But Ruth ere long was destined to look on this “mighty man of wealth” as her kinsman and husband, sharing with her—gladly sharing with her—the treasures of those fields, where now she gleaned a scanty living; as will his poor and afflicted1 remnant that shall trust in him for bread and water, soon see their Kinsman, “the King in his beauty,” and their Zion “a quiet habitation never to be removed.”
Israel of old had been taught to love the stranger as one born among them, for they had themselves known the heart of a stranger; and in the mercifulness of Him whose they were, and who feedeth the young ravens that cry unto Him, and openeth His hand and filleth all things living with plenteousness, they had been thus commanded: “When ye reap the harvest of your land, thou shalt not wholly reap the corners of thy field, neither shalt thou gather the gleanings of thy harvest; thou shalt not glean thy vineyard, neither shalt thou gather every grape of thy vineyard; thou shalt leave them for the poor and stranger.” (Lev. 19:9, 10.)
As a true son of Israel, Boaz, the Bethlehemite, remembers this word of the God of Israel, and does even more than was commanded. This poor stranger from Moab, as we read in the story, is well reported of to him by the reapers; he salutes her kind and condescending favor, and she accepts his grace with thankfullness, satisfied with what her toil could gather, while he exceeds all her desire, serving her with his own hands, and giving a place among his sheaves.
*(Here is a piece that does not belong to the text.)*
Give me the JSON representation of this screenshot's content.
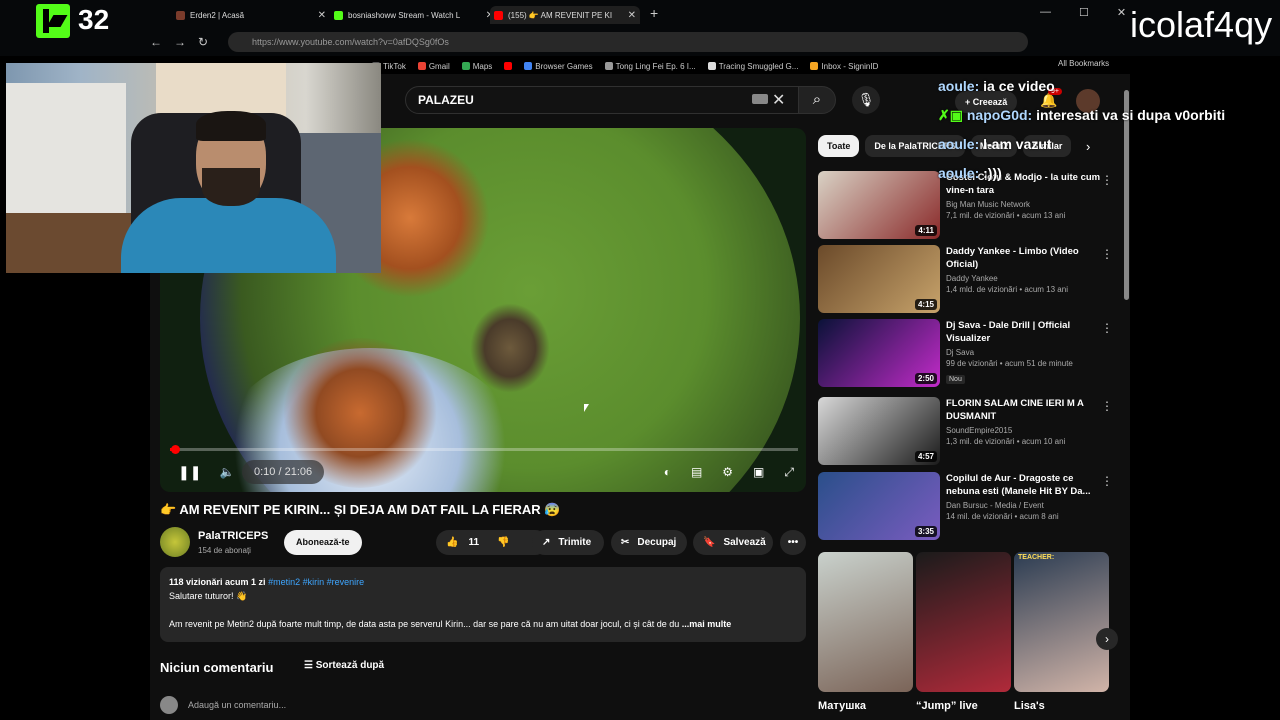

Sweet expression of our Lord's ways with His waiting poor ones now, and of His feeding His remnant in the land hereafter! And we here observe how this kindness of the “mighty man of wealth” encourages the faith of those afflicted daughters of Israel. Ruth repeats the story of his kindness to her mother-in-law; and then the recollection, which appears till now to have slumbered, that this mighty one was of their kindred, is awakened in Naomi, and she is stirred up to lay hold on his strength, and expect a still larger blessing at his hand. “It is good, my daughter,” said she to Ruth, “that thou go out with his maidens, that they meet thee not in any other field.”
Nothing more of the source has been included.